Now that Martineau luxuriates in his $78,843 dollar-a-year salaried position, he sings a different tune. He admitted on a Community TV program interview, people have been asking me, are you going to leave the Welfare job? Martineau replies, No, I'm not.The Welfare job is an elected position. Councilor is also an elected position. I'm technically a city employee per se, but I'm elected, and I'm not bound to that. He goes on to tell the people of Manchester, I'm not gonna double dip if I'm not at the City on Wednesdays, or whenever the Council meets, I'm not gonna get paid for that.I'm not gonna double dip. Paul Martineau did not keep this promise. He claims on Community TV that he has been campaigning for the Executive Council since the first of the year.  And recent checks show that he has not had $1 subtracted from his whopping $78,843 dollar full-time salary.

This is the same Paul Martineau who criticized Gonzalez in the 2001 campaign saying that, he was not going to be a full-time Commissioner because he's a State Legislator as well.
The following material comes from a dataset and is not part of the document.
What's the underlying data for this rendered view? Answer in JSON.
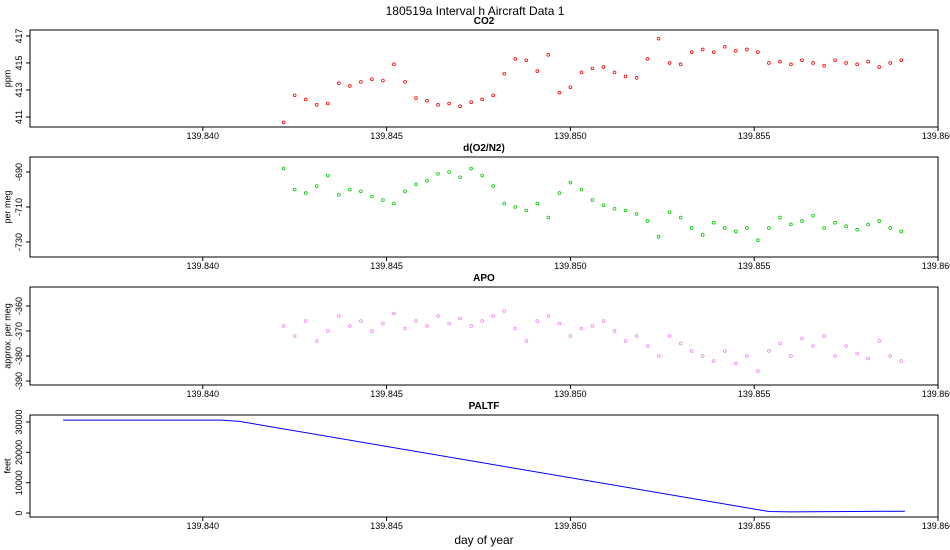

Martineau did admit that he is already a double dipper because he would continue to receive a City pension of $13,500 per year (2001 figure) in addition to his $78,843 dollar Welfare salary. Now he wants to be paid as an Executive Councilor as well. He has never maintained, for any length of time, a real job in the private sector not paid for by the taxpayers, according to Wieczorek spokesman Marshall Cobleigh.

Ironically, Martineau also said in the 2001 campaign he will enforce a law that requires family members to support their relatives rather than City Welfare Departments.

His lifetime of feeding at the public trough must mean that he considers the taxpayers of New Hampshire as his family support system, according to Cobleigh.